DIE LINKE lehnt den Jugendmedienschutz-Staatsvertrag ab

flickr: eisenrah

Insbesondere zum Ende des Jahr 2010 wurde der vierzehnte Rundfunkänderungsstaatsvertrag heftig diskutiert. Gemeint ist der Jugendmedienschutz-Staatsvertrag (JMStV). Durch die geplanten Änderungen soll der Jugendschutz im Internet verbessert werden. Ein gutgemeintes, wichtiges und unterstützenswertes Ziel. Doch ist das, was zu Papier gebracht wurde, leider ein Rohrkrepierer. Denn die Jugend soll mit völlig unzureichenden Mitteln geschützt werden!

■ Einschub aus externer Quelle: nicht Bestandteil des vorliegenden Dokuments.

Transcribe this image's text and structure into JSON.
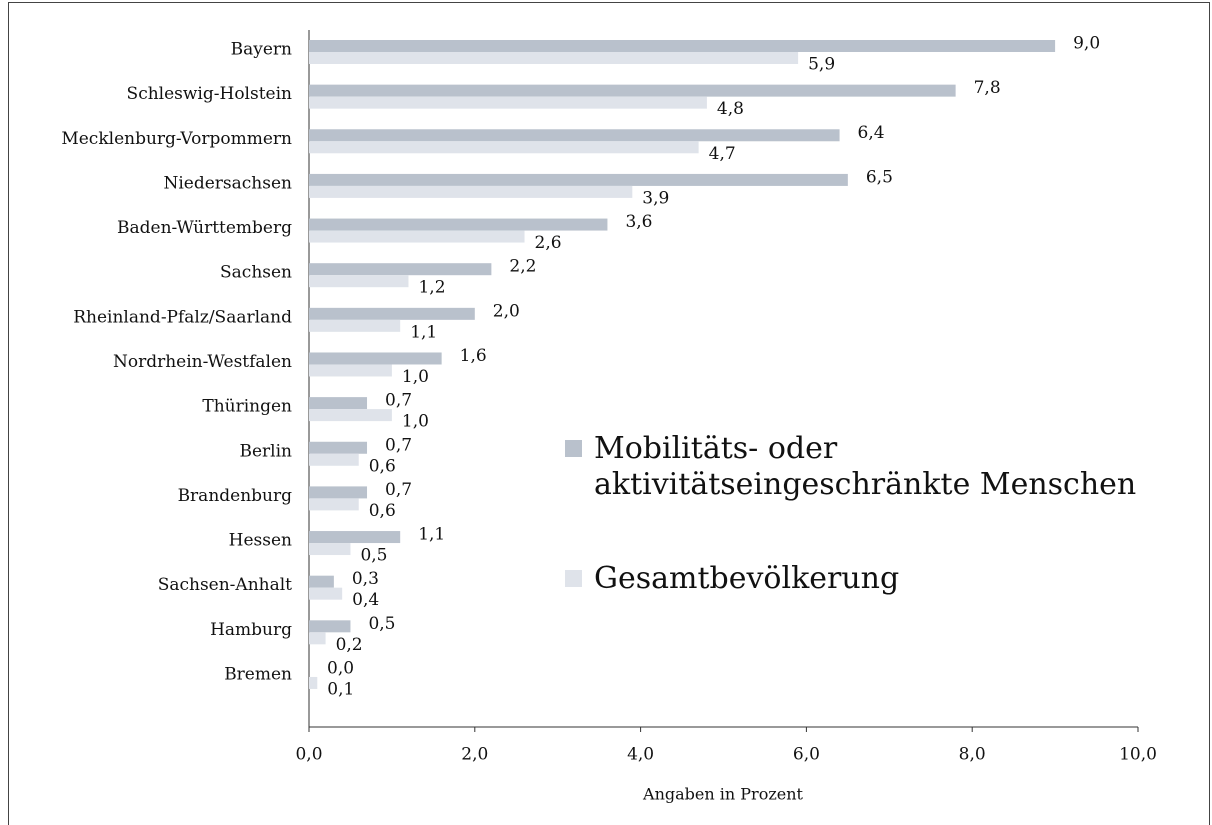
{
  "chart_data": {
    "type": "bar",
    "orientation": "horizontal",
    "categories": [
      "Bayern",
      "Schleswig-Holstein",
      "Mecklenburg-Vorpommern",
      "Niedersachsen",
      "Baden-Württemberg",
      "Sachsen",
      "Rheinland-Pfalz/Saarland",
      "Nordrhein-Westfalen",
      "Thüringen",
      "Berlin",
      "Brandenburg",
      "Hessen",
      "Sachsen-Anhalt",
      "Hamburg",
      "Bremen"
    ],
    "series": [
      {
        "name": "Mobilitäts- oder aktivitätseingeschränkte Menschen",
        "color": "#b9c1cc",
        "values": [
          9.0,
          7.8,
          6.4,
          6.5,
          3.6,
          2.2,
          2.0,
          1.6,
          0.7,
          0.7,
          0.7,
          1.1,
          0.3,
          0.5,
          0.0
        ],
        "value_labels": [
          "9,0",
          "7,8",
          "6,4",
          "6,5",
          "3,6",
          "2,2",
          "2,0",
          "1,6",
          "0,7",
          "0,7",
          "0,7",
          "1,1",
          "0,3",
          "0,5",
          "0,0"
        ]
      },
      {
        "name": "Gesamtbevölkerung",
        "color": "#dfe3ea",
        "values": [
          5.9,
          4.8,
          4.7,
          3.9,
          2.6,
          1.2,
          1.1,
          1.0,
          1.0,
          0.6,
          0.6,
          0.5,
          0.4,
          0.2,
          0.1
        ],
        "value_labels": [
          "5,9",
          "4,8",
          "4,7",
          "3,9",
          "2,6",
          "1,2",
          "1,1",
          "1,0",
          "1,0",
          "0,6",
          "0,6",
          "0,5",
          "0,4",
          "0,2",
          "0,1"
        ]
      }
    ],
    "xlabel": "Angaben in Prozent",
    "xlim": [
      0,
      10
    ],
    "xticks": [
      {
        "value": 0,
        "label": "0,0"
      },
      {
        "value": 2,
        "label": "2,0"
      },
      {
        "value": 4,
        "label": "4,0"
      },
      {
        "value": 6,
        "label": "6,0"
      },
      {
        "value": 8,
        "label": "8,0"
      },
      {
        "value": 10,
        "label": "10,0"
      }
    ],
    "legend": "right"
  }
}
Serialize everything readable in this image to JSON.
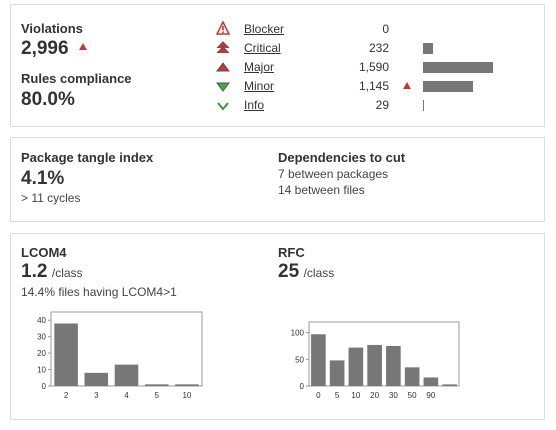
{
  "violations": {
    "label": "Violations",
    "value": "2,996",
    "trend": "up",
    "compliance_label": "Rules compliance",
    "compliance_value": "80.0%",
    "severities": [
      {
        "name": "Blocker",
        "count": "0",
        "count_value": 0,
        "icon": "blocker-icon",
        "trend": ""
      },
      {
        "name": "Critical",
        "count": "232",
        "count_value": 232,
        "icon": "critical-icon",
        "trend": ""
      },
      {
        "name": "Major",
        "count": "1,590",
        "count_value": 1590,
        "icon": "major-icon",
        "trend": ""
      },
      {
        "name": "Minor",
        "count": "1,145",
        "count_value": 1145,
        "icon": "minor-icon",
        "trend": "up"
      },
      {
        "name": "Info",
        "count": "29",
        "count_value": 29,
        "icon": "info-icon",
        "trend": ""
      }
    ]
  },
  "tangle": {
    "label": "Package tangle index",
    "value": "4.1%",
    "cycles": "> 11 cycles",
    "deps_label": "Dependencies to cut",
    "deps_packages": "7 between packages",
    "deps_files": "14 between files"
  },
  "lcom4": {
    "label": "LCOM4",
    "value": "1.2",
    "unit": "/class",
    "note": "14.4% files having LCOM4>1"
  },
  "rfc": {
    "label": "RFC",
    "value": "25",
    "unit": "/class"
  },
  "colors": {
    "bar": "#777777",
    "trend_up": "#cc3333",
    "panel_border": "#dcdcdc"
  },
  "chart_data": [
    {
      "type": "bar",
      "categories": [
        "2",
        "3",
        "4",
        "5",
        "10"
      ],
      "values": [
        38,
        8,
        13,
        1,
        1
      ],
      "ylim": [
        0,
        45
      ],
      "yticks": [
        0,
        10,
        20,
        30,
        40
      ]
    },
    {
      "type": "bar",
      "categories": [
        "0",
        "5",
        "10",
        "20",
        "30",
        "50",
        "90",
        ""
      ],
      "values": [
        97,
        48,
        72,
        77,
        75,
        35,
        16,
        3
      ],
      "ylim": [
        0,
        120
      ],
      "yticks": [
        0,
        50,
        100
      ]
    }
  ]
}
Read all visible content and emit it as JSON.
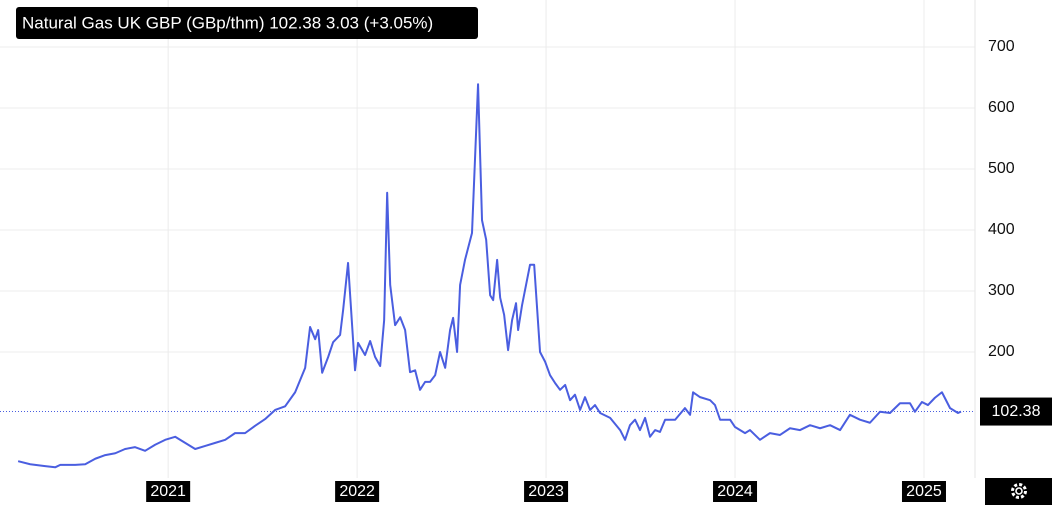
{
  "chart_data": {
    "type": "line",
    "title": "Natural Gas UK GBP (GBp/thm) 102.38  3.03 (+3.05%)",
    "color": "#4a5ee0",
    "last_value": 102.38,
    "grid": true,
    "xlim": [
      2020.2,
      2025.27
    ],
    "xticks": [
      2021,
      2022,
      2023,
      2024,
      2025
    ],
    "ylim": [
      0,
      770
    ],
    "yticks": [
      200,
      300,
      400,
      500,
      600,
      700
    ],
    "x": [
      2020.206,
      2020.27,
      2020.349,
      2020.402,
      2020.429,
      2020.508,
      2020.561,
      2020.614,
      2020.667,
      2020.72,
      2020.772,
      2020.825,
      2020.878,
      2020.931,
      2020.984,
      2021.037,
      2021.09,
      2021.143,
      2021.196,
      2021.249,
      2021.302,
      2021.354,
      2021.407,
      2021.46,
      2021.513,
      2021.566,
      2021.619,
      2021.672,
      2021.725,
      2021.751,
      2021.778,
      2021.794,
      2021.815,
      2021.847,
      2021.873,
      2021.91,
      2021.926,
      2021.952,
      2021.989,
      2022.005,
      2022.042,
      2022.069,
      2022.095,
      2022.122,
      2022.143,
      2022.159,
      2022.175,
      2022.201,
      2022.228,
      2022.254,
      2022.28,
      2022.307,
      2022.333,
      2022.36,
      2022.386,
      2022.413,
      2022.439,
      2022.466,
      2022.492,
      2022.508,
      2022.529,
      2022.545,
      2022.571,
      2022.608,
      2022.64,
      2022.661,
      2022.683,
      2022.704,
      2022.72,
      2022.741,
      2022.757,
      2022.778,
      2022.799,
      2022.82,
      2022.841,
      2022.852,
      2022.873,
      2022.894,
      2022.915,
      2022.937,
      2022.968,
      2022.995,
      2023.021,
      2023.048,
      2023.074,
      2023.101,
      2023.127,
      2023.153,
      2023.18,
      2023.206,
      2023.233,
      2023.259,
      2023.286,
      2023.339,
      2023.392,
      2023.418,
      2023.444,
      2023.471,
      2023.497,
      2023.524,
      2023.55,
      2023.577,
      2023.603,
      2023.63,
      2023.683,
      2023.735,
      2023.762,
      2023.778,
      2023.815,
      2023.868,
      2023.894,
      2023.921,
      2023.974,
      2024.0,
      2024.053,
      2024.079,
      2024.132,
      2024.185,
      2024.238,
      2024.291,
      2024.344,
      2024.397,
      2024.45,
      2024.503,
      2024.556,
      2024.608,
      2024.661,
      2024.714,
      2024.767,
      2024.82,
      2024.873,
      2024.926,
      2024.952,
      2024.989,
      2025.021,
      2025.058,
      2025.095,
      2025.138,
      2025.18,
      2025.196
    ],
    "values": [
      21,
      16,
      13,
      11,
      15,
      15,
      16,
      25,
      31,
      34,
      41,
      44,
      38,
      48,
      56,
      61,
      51,
      41,
      46,
      51,
      56,
      67,
      67,
      79,
      90,
      105,
      111,
      134,
      174,
      241,
      221,
      236,
      166,
      192,
      216,
      228,
      269,
      346,
      170,
      215,
      195,
      218,
      192,
      177,
      252,
      461,
      310,
      244,
      257,
      236,
      167,
      170,
      138,
      151,
      151,
      162,
      200,
      174,
      236,
      256,
      200,
      310,
      351,
      395,
      639,
      416,
      384,
      293,
      285,
      351,
      289,
      261,
      203,
      252,
      280,
      236,
      277,
      310,
      343,
      343,
      200,
      184,
      162,
      149,
      138,
      146,
      121,
      130,
      105,
      126,
      105,
      113,
      100,
      92,
      72,
      56,
      80,
      89,
      72,
      92,
      61,
      72,
      69,
      89,
      89,
      108,
      97,
      134,
      126,
      121,
      113,
      89,
      89,
      77,
      67,
      72,
      56,
      67,
      64,
      75,
      72,
      80,
      75,
      80,
      72,
      97,
      89,
      84,
      102,
      100,
      116,
      116,
      102,
      118,
      113,
      125,
      134,
      108,
      100,
      102.38
    ]
  }
}
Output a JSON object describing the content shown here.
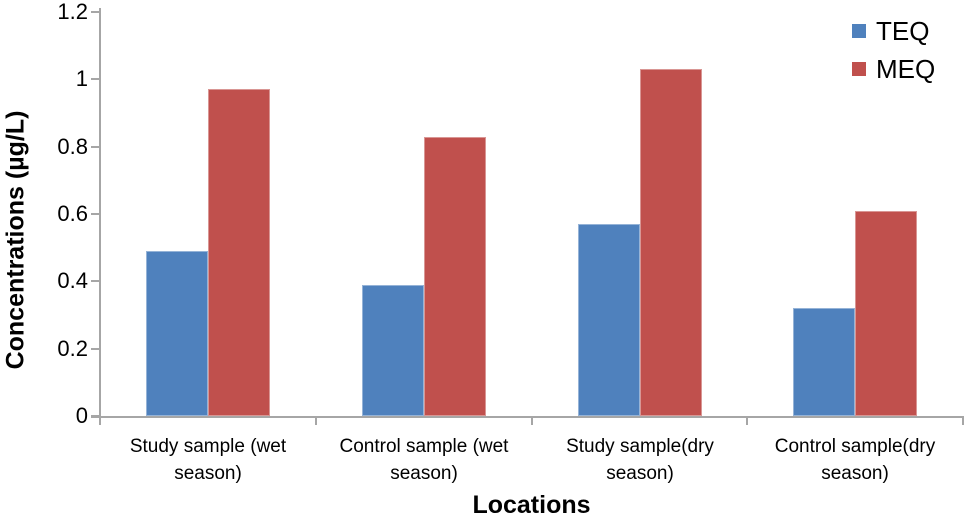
{
  "chart_data": {
    "type": "bar",
    "title": "",
    "xlabel": "Locations",
    "ylabel": "Concentrations (µg/L)",
    "categories": [
      "Study sample (wet season)",
      "Control sample (wet season)",
      "Study sample(dry season)",
      "Control sample(dry season)"
    ],
    "category_label_lines": [
      [
        "Study sample (wet",
        "season)"
      ],
      [
        "Control sample (wet",
        "season)"
      ],
      [
        "Study sample(dry",
        "season)"
      ],
      [
        "Control sample(dry",
        "season)"
      ]
    ],
    "series": [
      {
        "name": "TEQ",
        "color": "#4F81BD",
        "edge_color": "#95B3D7",
        "values": [
          0.49,
          0.39,
          0.57,
          0.32
        ]
      },
      {
        "name": "MEQ",
        "color": "#C0504D",
        "edge_color": "#D99694",
        "values": [
          0.97,
          0.83,
          1.03,
          0.61
        ]
      }
    ],
    "ylim": [
      0,
      1.2
    ],
    "yticks": [
      {
        "value": 0,
        "label": "0"
      },
      {
        "value": 0.2,
        "label": "0.2"
      },
      {
        "value": 0.4,
        "label": "0.4"
      },
      {
        "value": 0.6,
        "label": "0.6"
      },
      {
        "value": 0.8,
        "label": "0.8"
      },
      {
        "value": 1,
        "label": "1"
      },
      {
        "value": 1.2,
        "label": "1.2"
      }
    ],
    "grid": false,
    "legend": {
      "position": "top-right",
      "entries": [
        "TEQ",
        "MEQ"
      ]
    },
    "axis_color": "#A6A6A6",
    "text_color": "#000000"
  }
}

In Anlehnung an das Fernsehen soll z.B. über Sendezeiten der Jugendschutz sichergestellt werden – für das internationale Medium Internet ein absolut unsinniger Ansatz. Jede/r halbwegs clever 13-jährige kann sich so viele Gewaltvideos und Pornographie aus dem Netz herunterladen, wie er/sie ihren Lebtag lang nicht gucken kann – an diesem Fakt ändert der vorliegende Entwurf nicht das Geringste!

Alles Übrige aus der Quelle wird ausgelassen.